Hmm…apparently not a heart attack. He arrived home via one of our good friends just as I had loaded all the girls back into the car and was backing out of the driveway. The paperwork he showed me said, “Diagnosis: chest pain.” The recommendations were to see a specialist (they suspected pleurisy), quit smoking, and take aleve for the pain. With Jamie safely at home—and not suffering a heart attack, I spent a little while working on my bibliography research before going to bed.

Wednesday was spent working on my homework and fending off Addison, once again, and making a trip to an appointment. Let me just say that getting to an appointment lately has consisted of a lot of rescheduling and making arrangements with kind family and friends for child care. Going anywhere that I can’t take all the children means that I have to leave at least an hour early to factor in drive time to drop the kids off with my oh-so-generous sister-in-law, get to an appointment (or class) and account for the drive time back. Needless to say, it takes me several hours to do anything that requires having someone else take care of the kids. Well, actually, it takes a while to do anything that involves me dragging all three girls along with me, too. At bed time Addison would not lay down by herself, insisting that I had to lay down with her. I fell asleep almost immediately and when Arabella woke up hungry at 12 and 3 AM I got back up. At 3 I stayed up until about five trying frantically to finish my bibliography assignment. I was back up at 7 for another feeding and to get Anna-Lee up for school.

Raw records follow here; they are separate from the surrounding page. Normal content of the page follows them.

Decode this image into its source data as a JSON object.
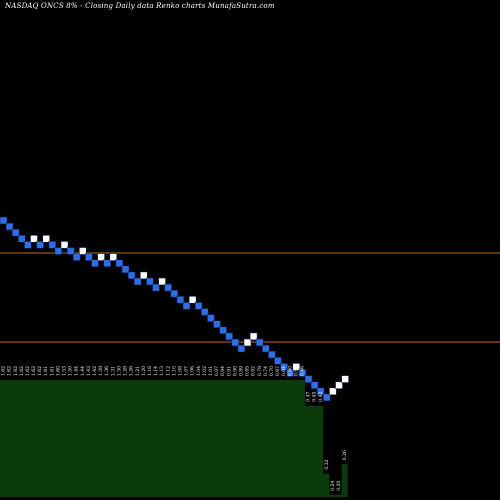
{
  "header": {
    "title": "NASDAQ ONCS 8% -   Closing Daily data  Renko  charts MunafaSutra.com"
  },
  "colors": {
    "background": "#000000",
    "up_brick": "#ffffff",
    "down_brick": "#2f6de4",
    "brick_border": "#0a1a4a",
    "reference_line": "#b4702a",
    "volume_fill": "#0b3b0b",
    "label_text": "#ffffff"
  },
  "chart_data": {
    "type": "renko",
    "brick_direction": [
      "down",
      "down",
      "down",
      "down",
      "down",
      "up",
      "down",
      "up",
      "down",
      "down",
      "up",
      "down",
      "down",
      "up",
      "down",
      "down",
      "up",
      "down",
      "up",
      "down",
      "down",
      "down",
      "down",
      "up",
      "down",
      "down",
      "up",
      "down",
      "down",
      "down",
      "down",
      "up",
      "down",
      "down",
      "down",
      "down",
      "down",
      "down",
      "down",
      "down",
      "up",
      "up",
      "down",
      "down",
      "down",
      "down",
      "down",
      "down",
      "up",
      "down",
      "down",
      "down",
      "down",
      "down",
      "up",
      "up",
      "up"
    ],
    "volume_labels": [
      "1.62",
      "1.62",
      "1.62",
      "1.62",
      "1.62",
      "1.62",
      "1.62",
      "1.61",
      "1.61",
      "1.60",
      "1.53",
      "1.50",
      "1.44",
      "1.44",
      "1.43",
      "1.42",
      "1.39",
      "1.36",
      "1.31",
      "1.30",
      "1.28",
      "1.26",
      "1.21",
      "1.20",
      "1.18",
      "1.14",
      "1.13",
      "1.12",
      "1.10",
      "1.08",
      "1.07",
      "1.06",
      "1.04",
      "1.02",
      "1.01",
      "0.97",
      "0.94",
      "0.91",
      "0.90",
      "0.89",
      "0.85",
      "0.82",
      "0.78",
      "0.74",
      "0.70",
      "0.67",
      "0.64",
      "0.60",
      "0.56",
      "0.46",
      "0.47",
      "0.45",
      "0.42",
      "0.32",
      "0.24",
      "0.20",
      "0.26"
    ],
    "volume_levels": [
      1,
      1,
      1,
      1,
      1,
      1,
      1,
      1,
      1,
      1,
      1,
      1,
      1,
      1,
      1,
      1,
      1,
      1,
      1,
      1,
      1,
      1,
      1,
      1,
      1,
      1,
      1,
      1,
      1,
      1,
      1,
      1,
      1,
      1,
      1,
      1,
      1,
      1,
      1,
      1,
      1,
      1,
      1,
      1,
      1,
      1,
      1,
      1,
      1,
      1,
      0.78,
      0.78,
      0.78,
      0.2,
      0.02,
      0.02,
      0.28
    ],
    "reference_lines": [
      0.6,
      0.9
    ]
  }
}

I ran out of steam, coffee, and printer ink. Today was not the greatest day. It wasn’t the worst day of my life, but it could have been better. Everyone and their dog was on 265 this afternoon and I was running late. By the time I dropped the girls off I had about ten minutes to make it down to campus. I was late for class, had to pee (as always), and was slick with sweat by the time I stepped inside the ______ building. It is too hot. It’s officially fall and it’s way too fucking hot.

Today wasn’t a good day. This hasn’t been the best of years for me. I feel like I am being pushed to my absolute limits. That’s fine. It’s going to be OK. Because, cosmos man, I can take whatever it is that you dish out. What other choice do I have?